Geyer wrote that he served at the Department of Justice for 21 years, and Gorey served more than 40 years. 

“I wholeheartedly believe that the case has merit based not only on my investigation of the complaint and facts, but due diligence in talking to other respected attorneys in the field,” Geyer wrote. 

He wrote that before entering an appearance he had conversations with personnel at the Department of Justice, some of whom he knew from prior service. 

He wrote that no one intimated the case was meritless. 

“In these discussions, we discussed the emergency of corporate relators as plaintiffs and I was told this is not unusual or improper,” he wrote. 

“I came away from those conversations without any concerns about the identity of the relator or the investigative and research methods the relator used. 

“I believed and continue to believe that the actions of the defendants constitute a violation of the Anti-Kickback Statute.” 

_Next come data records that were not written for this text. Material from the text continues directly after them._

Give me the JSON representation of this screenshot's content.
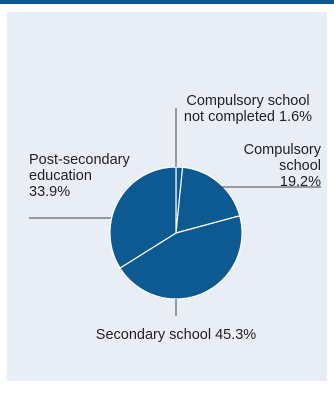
{
  "chart_data": {
    "type": "pie",
    "title": "",
    "slices": [
      {
        "label_lines": [
          "Compulsory school",
          "not completed 1.6%"
        ],
        "category": "Compulsory school not completed",
        "value": 1.6
      },
      {
        "label_lines": [
          "Compulsory",
          "school",
          "19.2%"
        ],
        "category": "Compulsory school",
        "value": 19.2
      },
      {
        "label_lines": [
          "Secondary school 45.3%"
        ],
        "category": "Secondary school",
        "value": 45.3
      },
      {
        "label_lines": [
          "Post-secondary",
          "education",
          "33.9%"
        ],
        "category": "Post-secondary education",
        "value": 33.9
      }
    ],
    "colors": {
      "slice_fill": "#0c5a91",
      "slice_stroke": "#ffffff",
      "leader": "#444444",
      "panel_bg": "#e9eef6",
      "top_bar": "#0a5a93"
    }
  }
}
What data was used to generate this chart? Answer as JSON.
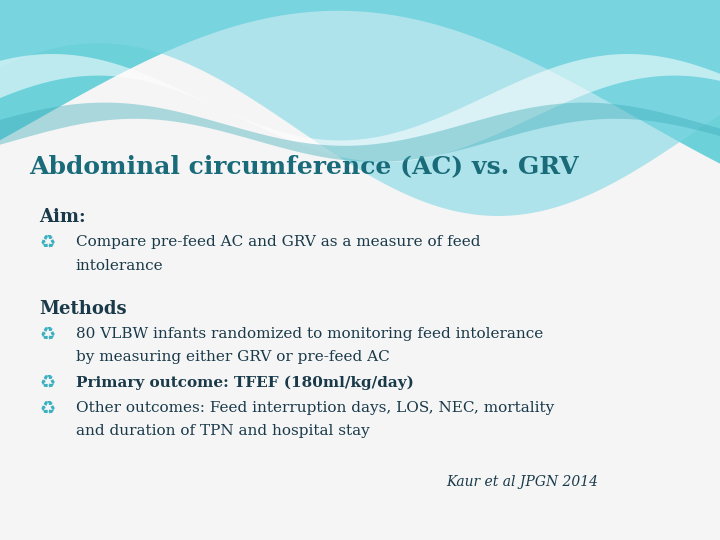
{
  "title": "Abdominal circumference (AC) vs. GRV",
  "title_color": "#1a6b7a",
  "title_fontsize": 18,
  "background_color": "#f5f5f5",
  "wave_bg_color": "#e8f6f8",
  "aim_label": "Aim:",
  "aim_bullet": "Compare pre-feed AC and GRV as a measure of feed\n    intolerance",
  "methods_label": "Methods",
  "methods_bullet1": "80 VLBW infants randomized to monitoring feed intolerance\n    by measuring either GRV or pre-feed AC",
  "methods_bullet2_bold": "Primary outcome: TFEF (180ml/kg/day)",
  "methods_bullet3": "Other outcomes: Feed interruption days, LOS, NEC, mortality\n    and duration of TPN and hospital stay",
  "citation": "Kaur et al JPGN 2014",
  "text_color": "#1a3a4a",
  "bullet_color": "#3ab0c0",
  "body_fontsize": 11,
  "label_fontsize": 13,
  "citation_fontsize": 10
}
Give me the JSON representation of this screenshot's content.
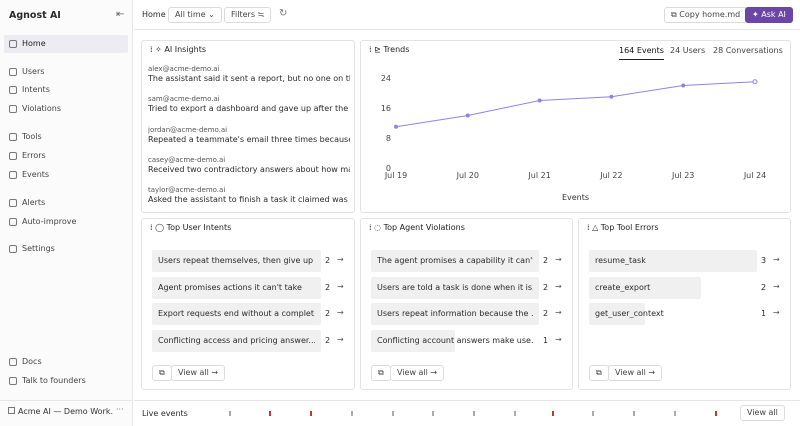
{
  "sidebar": {
    "brand": "Agnost AI",
    "nav": [
      "Home",
      "Users",
      "Intents",
      "Violations",
      "Tools",
      "Errors",
      "Events",
      "Alerts",
      "Auto-improve",
      "Settings"
    ],
    "footer_links": [
      "Docs",
      "Talk to founders"
    ],
    "workspace": "Acme AI — Demo Work..."
  },
  "topbar": {
    "breadcrumb": "Home",
    "time_filter": "All time",
    "filters": "Filters",
    "copy": "Copy home.md",
    "ask": "Ask AI"
  },
  "insights": {
    "title": "AI Insights",
    "items": [
      {
        "user": "alex@acme-demo.ai",
        "text": "The assistant said it sent a report, but no one on the..."
      },
      {
        "user": "sam@acme-demo.ai",
        "text": "Tried to export a dashboard and gave up after the pr..."
      },
      {
        "user": "jordan@acme-demo.ai",
        "text": "Repeated a teammate's email three times because t..."
      },
      {
        "user": "casey@acme-demo.ai",
        "text": "Received two contradictory answers about how ma..."
      },
      {
        "user": "taylor@acme-demo.ai",
        "text": "Asked the assistant to finish a task it claimed was a..."
      }
    ]
  },
  "chart_data": {
    "type": "line",
    "title": "Trends",
    "tabs": [
      "164 Events",
      "24 Users",
      "28 Conversations"
    ],
    "categories": [
      "Jul 19",
      "Jul 20",
      "Jul 21",
      "Jul 22",
      "Jul 23",
      "Jul 24"
    ],
    "values": [
      11,
      14,
      18,
      19,
      22,
      23
    ],
    "color": "#8b84e8",
    "ylim": [
      0,
      24
    ],
    "yticks": [
      0,
      8,
      16,
      24
    ],
    "x_label": "Events"
  },
  "panels": [
    {
      "title": "Top User Intents",
      "items": [
        {
          "label": "Users repeat themselves, then give up",
          "count": 2
        },
        {
          "label": "Agent promises actions it can't take",
          "count": 2
        },
        {
          "label": "Export requests end without a complet...",
          "count": 2
        },
        {
          "label": "Conflicting access and pricing answer...",
          "count": 2
        }
      ],
      "view_all": "View all"
    },
    {
      "title": "Top Agent Violations",
      "items": [
        {
          "label": "The agent promises a capability it can't...",
          "count": 2
        },
        {
          "label": "Users are told a task is done when it is...",
          "count": 2
        },
        {
          "label": "Users repeat information because the ...",
          "count": 2
        },
        {
          "label": "Conflicting account answers make use...",
          "count": 1
        }
      ],
      "view_all": "View all"
    },
    {
      "title": "Top Tool Errors",
      "items": [
        {
          "label": "resume_task",
          "count": 3
        },
        {
          "label": "create_export",
          "count": 2
        },
        {
          "label": "get_user_context",
          "count": 1
        }
      ],
      "view_all": "View all"
    }
  ],
  "live_events": {
    "label": "Live events",
    "view_all": "View all"
  }
}
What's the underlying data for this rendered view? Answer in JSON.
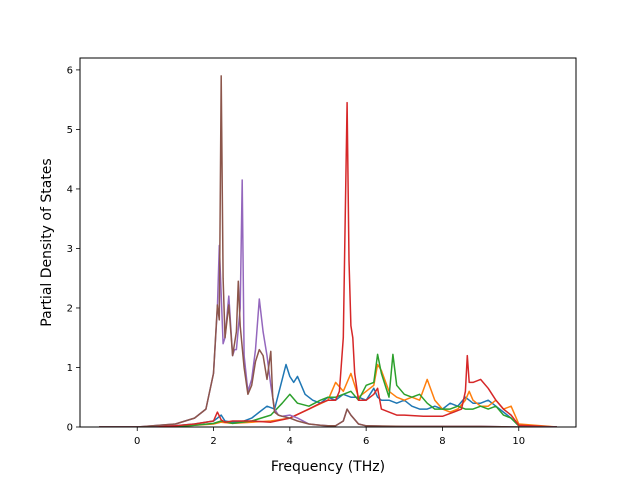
{
  "chart_data": {
    "type": "line",
    "title": "",
    "xlabel": "Frequency (THz)",
    "ylabel": "Partial Density of States",
    "xlim": [
      -1.5,
      11.5
    ],
    "ylim": [
      0,
      6.2
    ],
    "xticks": [
      0,
      2,
      4,
      6,
      8,
      10
    ],
    "yticks": [
      0,
      1,
      2,
      3,
      4,
      5,
      6
    ],
    "grid": false,
    "legend": "none",
    "series": [
      {
        "color": "#1f77b4",
        "x": [
          -1.0,
          0.0,
          1.0,
          1.5,
          2.0,
          2.1,
          2.2,
          2.3,
          2.5,
          2.8,
          3.0,
          3.2,
          3.4,
          3.6,
          3.8,
          3.9,
          4.0,
          4.1,
          4.2,
          4.4,
          4.6,
          4.8,
          5.0,
          5.2,
          5.4,
          5.6,
          5.8,
          6.0,
          6.2,
          6.3,
          6.4,
          6.6,
          6.8,
          7.0,
          7.2,
          7.4,
          7.6,
          7.8,
          8.0,
          8.2,
          8.4,
          8.6,
          8.8,
          9.0,
          9.2,
          9.4,
          9.6,
          9.8,
          10.0,
          11.0
        ],
        "y": [
          0,
          0,
          0.02,
          0.05,
          0.1,
          0.15,
          0.2,
          0.1,
          0.08,
          0.1,
          0.15,
          0.25,
          0.35,
          0.3,
          0.8,
          1.05,
          0.85,
          0.75,
          0.85,
          0.55,
          0.45,
          0.4,
          0.5,
          0.45,
          0.55,
          0.5,
          0.5,
          0.45,
          0.65,
          0.5,
          0.45,
          0.45,
          0.4,
          0.45,
          0.35,
          0.3,
          0.3,
          0.35,
          0.3,
          0.4,
          0.35,
          0.5,
          0.4,
          0.4,
          0.45,
          0.35,
          0.25,
          0.15,
          0.02,
          0
        ]
      },
      {
        "color": "#ff7f0e",
        "x": [
          -1.0,
          0.0,
          1.0,
          1.5,
          2.0,
          2.2,
          2.5,
          3.0,
          3.5,
          4.0,
          4.5,
          5.0,
          5.2,
          5.4,
          5.6,
          5.8,
          6.0,
          6.2,
          6.3,
          6.4,
          6.6,
          6.8,
          7.0,
          7.2,
          7.4,
          7.6,
          7.8,
          8.0,
          8.2,
          8.4,
          8.6,
          8.7,
          8.8,
          9.0,
          9.2,
          9.4,
          9.6,
          9.8,
          10.0,
          11.0
        ],
        "y": [
          0,
          0,
          0.01,
          0.03,
          0.05,
          0.08,
          0.06,
          0.08,
          0.1,
          0.15,
          0.3,
          0.45,
          0.75,
          0.6,
          0.9,
          0.5,
          0.6,
          0.7,
          1.05,
          0.95,
          0.6,
          0.5,
          0.45,
          0.5,
          0.45,
          0.8,
          0.45,
          0.3,
          0.25,
          0.3,
          0.45,
          0.6,
          0.45,
          0.35,
          0.35,
          0.45,
          0.3,
          0.35,
          0.05,
          0
        ]
      },
      {
        "color": "#2ca02c",
        "x": [
          -1.0,
          0.0,
          1.0,
          1.5,
          2.0,
          2.2,
          2.5,
          3.0,
          3.5,
          3.8,
          4.0,
          4.2,
          4.5,
          4.8,
          5.0,
          5.2,
          5.4,
          5.6,
          5.8,
          6.0,
          6.2,
          6.3,
          6.4,
          6.6,
          6.7,
          6.8,
          7.0,
          7.2,
          7.4,
          7.6,
          7.8,
          8.0,
          8.2,
          8.4,
          8.6,
          8.8,
          9.0,
          9.2,
          9.4,
          9.6,
          9.8,
          10.0,
          11.0
        ],
        "y": [
          0,
          0,
          0.01,
          0.03,
          0.06,
          0.1,
          0.06,
          0.1,
          0.2,
          0.4,
          0.55,
          0.4,
          0.35,
          0.45,
          0.5,
          0.5,
          0.55,
          0.6,
          0.45,
          0.7,
          0.75,
          1.22,
          0.9,
          0.5,
          1.22,
          0.7,
          0.55,
          0.5,
          0.55,
          0.4,
          0.3,
          0.3,
          0.3,
          0.35,
          0.3,
          0.3,
          0.35,
          0.3,
          0.35,
          0.2,
          0.15,
          0.02,
          0
        ]
      },
      {
        "color": "#d62728",
        "x": [
          -1.0,
          0.0,
          1.0,
          1.5,
          2.0,
          2.1,
          2.2,
          2.3,
          2.5,
          3.0,
          3.5,
          4.0,
          4.5,
          4.8,
          5.0,
          5.2,
          5.3,
          5.4,
          5.45,
          5.5,
          5.55,
          5.6,
          5.65,
          5.7,
          5.8,
          6.0,
          6.2,
          6.3,
          6.4,
          6.6,
          6.8,
          7.0,
          7.5,
          8.0,
          8.3,
          8.5,
          8.6,
          8.65,
          8.7,
          8.8,
          9.0,
          9.2,
          9.4,
          9.6,
          9.8,
          10.0,
          11.0
        ],
        "y": [
          0,
          0,
          0.02,
          0.05,
          0.1,
          0.25,
          0.12,
          0.08,
          0.1,
          0.1,
          0.08,
          0.15,
          0.3,
          0.4,
          0.45,
          0.45,
          0.6,
          1.5,
          3.5,
          5.45,
          2.8,
          1.7,
          1.5,
          0.9,
          0.45,
          0.45,
          0.55,
          0.65,
          0.3,
          0.25,
          0.2,
          0.2,
          0.18,
          0.18,
          0.25,
          0.3,
          0.6,
          1.2,
          0.75,
          0.75,
          0.8,
          0.65,
          0.45,
          0.3,
          0.2,
          0.03,
          0
        ]
      },
      {
        "color": "#9467bd",
        "x": [
          -1.0,
          0.0,
          1.0,
          1.5,
          1.8,
          2.0,
          2.1,
          2.15,
          2.25,
          2.3,
          2.4,
          2.5,
          2.55,
          2.6,
          2.7,
          2.75,
          2.8,
          2.9,
          3.0,
          3.1,
          3.2,
          3.3,
          3.4,
          3.5,
          3.6,
          3.7,
          3.8,
          4.0,
          4.2,
          4.5,
          4.8,
          5.0,
          5.2,
          5.4,
          5.5,
          5.6,
          5.8,
          6.0,
          6.5,
          7.0,
          8.0,
          9.0,
          10.0,
          11.0
        ],
        "y": [
          0,
          0,
          0.05,
          0.15,
          0.3,
          0.9,
          2.0,
          3.05,
          1.4,
          1.5,
          2.2,
          1.2,
          1.3,
          1.3,
          2.0,
          4.15,
          1.2,
          0.6,
          0.8,
          1.3,
          2.15,
          1.6,
          1.2,
          0.7,
          0.3,
          0.2,
          0.18,
          0.2,
          0.15,
          0.05,
          0.03,
          0.02,
          0.02,
          0.1,
          0.3,
          0.2,
          0.05,
          0.02,
          0.01,
          0.01,
          0.01,
          0.01,
          0,
          0
        ]
      },
      {
        "color": "#8c564b",
        "x": [
          -1.0,
          0.0,
          1.0,
          1.5,
          1.8,
          2.0,
          2.1,
          2.15,
          2.2,
          2.25,
          2.3,
          2.4,
          2.5,
          2.6,
          2.65,
          2.7,
          2.8,
          2.9,
          3.0,
          3.1,
          3.2,
          3.3,
          3.4,
          3.5,
          3.55,
          3.6,
          3.7,
          3.8,
          4.0,
          4.2,
          4.5,
          4.8,
          5.0,
          5.2,
          5.4,
          5.5,
          5.6,
          5.8,
          6.0,
          7.0,
          8.0,
          9.0,
          10.0,
          11.0
        ],
        "y": [
          0,
          0,
          0.05,
          0.15,
          0.3,
          0.9,
          2.05,
          1.8,
          5.9,
          2.5,
          1.5,
          2.05,
          1.2,
          1.6,
          2.45,
          1.7,
          1.0,
          0.55,
          0.7,
          1.1,
          1.3,
          1.2,
          0.8,
          1.27,
          0.5,
          0.25,
          0.2,
          0.18,
          0.15,
          0.1,
          0.05,
          0.03,
          0.02,
          0.02,
          0.1,
          0.3,
          0.2,
          0.05,
          0.02,
          0.01,
          0.01,
          0.01,
          0,
          0
        ]
      }
    ]
  }
}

Geyer also wrote that finally, he would address the government’s assertion that it consulted with subject matter experts regarding the business model of National Health Care Analysis Group. 

He wrote that the group was conceived as a consulting firm for investors seeking to avoid entities whose revenue streams could be tainted by Medicare fraud. 

“The team initially included a former IRS special agent with expertise in forensic accounting, a registered nurse with 30 plus years of expertise in skilled nursing, a Duke MBA in finance and home health care sector management, and a lawyer who had experience in pursuing home health care fraud,” Geyer wrote. 

“Because the group found that Medicare fraud was so rampant in health care industry, it flipped its business model.    

“The group now sought to find ways to partner with private business and the government to reduce and eliminate all forms of fraud, waste and abuse.”                   

He wrote that the group is a subject matter expert.